EoGRE is generally used by service providers and is not normally used in most enterprise deployments. In order to keep the dashboard simple to use, this feature is hidden by default.
Note: This feature is currently in a service provider-only closed beta.
Note: This feature is only enabled on gateway access points and is not available on access points operating in mesh mode.
Note: The GRE protocol is not compatible with most NAT implementations. If you expect to have a router performing NAT located between the AP and the tunnel concentrator, EoGRE is unlikely to function properly. Please consider using Teleworker VPN to a Meraki MX security appliance instead in such scenarios.
There are two pieces to configuring the EoGRE feature, configuration of Customer Premise Equipment (CPE) and the configuration of the (Non-Meraki) core concentrator. The configuration below outlines the configuration of Meraki MR access Points acting as the Customer Premise Equipment.

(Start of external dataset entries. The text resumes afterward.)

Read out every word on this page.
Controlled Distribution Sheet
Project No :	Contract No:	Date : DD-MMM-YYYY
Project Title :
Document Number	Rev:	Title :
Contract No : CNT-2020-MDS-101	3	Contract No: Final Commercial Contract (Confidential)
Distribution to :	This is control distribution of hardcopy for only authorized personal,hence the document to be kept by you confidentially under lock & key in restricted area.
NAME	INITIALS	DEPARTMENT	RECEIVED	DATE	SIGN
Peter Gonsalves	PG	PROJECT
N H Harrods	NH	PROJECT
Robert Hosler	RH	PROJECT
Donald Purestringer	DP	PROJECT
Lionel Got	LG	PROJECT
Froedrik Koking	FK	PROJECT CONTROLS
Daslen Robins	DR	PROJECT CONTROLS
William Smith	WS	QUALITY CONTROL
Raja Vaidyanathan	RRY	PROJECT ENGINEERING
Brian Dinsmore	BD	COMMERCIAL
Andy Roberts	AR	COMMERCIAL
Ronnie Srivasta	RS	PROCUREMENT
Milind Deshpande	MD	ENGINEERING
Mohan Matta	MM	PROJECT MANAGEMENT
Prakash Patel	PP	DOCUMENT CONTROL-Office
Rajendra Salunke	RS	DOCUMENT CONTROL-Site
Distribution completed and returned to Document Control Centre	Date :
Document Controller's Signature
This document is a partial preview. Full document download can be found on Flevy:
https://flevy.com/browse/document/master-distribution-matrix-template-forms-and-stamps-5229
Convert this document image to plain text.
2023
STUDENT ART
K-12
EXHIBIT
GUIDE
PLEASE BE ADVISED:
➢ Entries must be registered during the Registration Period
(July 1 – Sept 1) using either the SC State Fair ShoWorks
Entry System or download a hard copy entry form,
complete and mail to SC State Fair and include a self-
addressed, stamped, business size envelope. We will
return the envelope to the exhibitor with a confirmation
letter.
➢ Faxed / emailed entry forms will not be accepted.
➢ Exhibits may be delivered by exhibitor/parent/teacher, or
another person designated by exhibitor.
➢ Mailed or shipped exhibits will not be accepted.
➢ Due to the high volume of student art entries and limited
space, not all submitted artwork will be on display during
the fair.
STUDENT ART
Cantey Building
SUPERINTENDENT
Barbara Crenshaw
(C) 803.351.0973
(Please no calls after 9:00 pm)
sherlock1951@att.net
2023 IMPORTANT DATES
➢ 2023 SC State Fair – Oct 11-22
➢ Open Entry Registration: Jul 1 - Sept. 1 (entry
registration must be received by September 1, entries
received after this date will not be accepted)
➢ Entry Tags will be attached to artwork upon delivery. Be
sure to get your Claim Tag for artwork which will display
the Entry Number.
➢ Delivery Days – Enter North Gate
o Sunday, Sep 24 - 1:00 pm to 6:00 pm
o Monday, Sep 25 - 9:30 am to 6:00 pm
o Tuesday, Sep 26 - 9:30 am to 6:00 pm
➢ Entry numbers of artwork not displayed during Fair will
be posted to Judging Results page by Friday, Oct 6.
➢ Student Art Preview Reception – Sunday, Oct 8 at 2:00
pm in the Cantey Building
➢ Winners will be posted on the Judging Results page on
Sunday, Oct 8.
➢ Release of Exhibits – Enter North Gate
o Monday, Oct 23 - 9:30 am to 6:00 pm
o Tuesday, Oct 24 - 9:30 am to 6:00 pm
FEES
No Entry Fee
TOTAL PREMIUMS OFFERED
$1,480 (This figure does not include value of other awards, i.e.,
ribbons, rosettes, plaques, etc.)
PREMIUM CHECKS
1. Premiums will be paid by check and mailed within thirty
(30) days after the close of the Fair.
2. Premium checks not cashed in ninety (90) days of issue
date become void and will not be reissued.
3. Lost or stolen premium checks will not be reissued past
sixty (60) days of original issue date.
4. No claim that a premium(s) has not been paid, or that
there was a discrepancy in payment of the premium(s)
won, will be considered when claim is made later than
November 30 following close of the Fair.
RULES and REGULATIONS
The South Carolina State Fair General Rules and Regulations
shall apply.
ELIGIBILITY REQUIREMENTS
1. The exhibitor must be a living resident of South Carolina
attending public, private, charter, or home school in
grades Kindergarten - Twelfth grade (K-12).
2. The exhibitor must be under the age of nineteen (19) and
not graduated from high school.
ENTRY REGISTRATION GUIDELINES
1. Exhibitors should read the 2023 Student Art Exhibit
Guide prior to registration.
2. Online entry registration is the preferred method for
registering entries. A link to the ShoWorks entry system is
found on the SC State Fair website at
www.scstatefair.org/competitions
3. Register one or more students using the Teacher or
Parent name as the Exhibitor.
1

EoGRE is enabled on on a per-SSID basis, in Dashboard under Wireless > Configure > Access control Select EoGRE in the Addressing and Traffic section of the page:
The Concentrator Field is a mandatory configuration element that defines the destination for the EoGRE encapsulated traffic. A FQDN or IP address can be used in the field. FQDNs can be used to provide a simple failover mechanism if the DNS server that resolves the FQDN rolls to a new IP address. If an FQDN is used, the access point will re-query the name server after 30 seconds of inactivity on the tunnel in case of a possible tunnel failure.
Note: In order to resolve a FQDN, the AP will need to be configured to use a custom DNS server. An AP's DNS server can be configured on its Local Status Page, or on the AP details page in Dashboard.
GRE keys are flow identifiers intended to identify an individual traffic flow within a tunnel. Entering a number between 0 and 4,294,967,295 in this field will add the optional GRE key field to the GRE header. Meraki devices use this key to differentiate SSID traffic over the same tunnel. Unique IP/key pairs should be used for each SSID on a given network to ensure proper packet routing. Most routers that act as a EoGRE gateway also use a unique key for each tunnel for routing purposes.
Note: Keep in mind that the key is not used to encrypt the payload of the EoGRE frame but is used to identify the tunnel.
If an SSID is configured for EoGRE tunneling and VLAN tagging is in use on the SSID (i.e. the layer 2 traffic on that SSID is tagged with a 802.1q header), then the 802.1q header will be included in the layer 2 payload of the EoGRE frame sent to the concentrator. The GRE packet sent from the AP to the tunnel concentrator will always originate from the AP's management IP address and VLAN, regardless of any VLAN(s) being used inside the tunnel.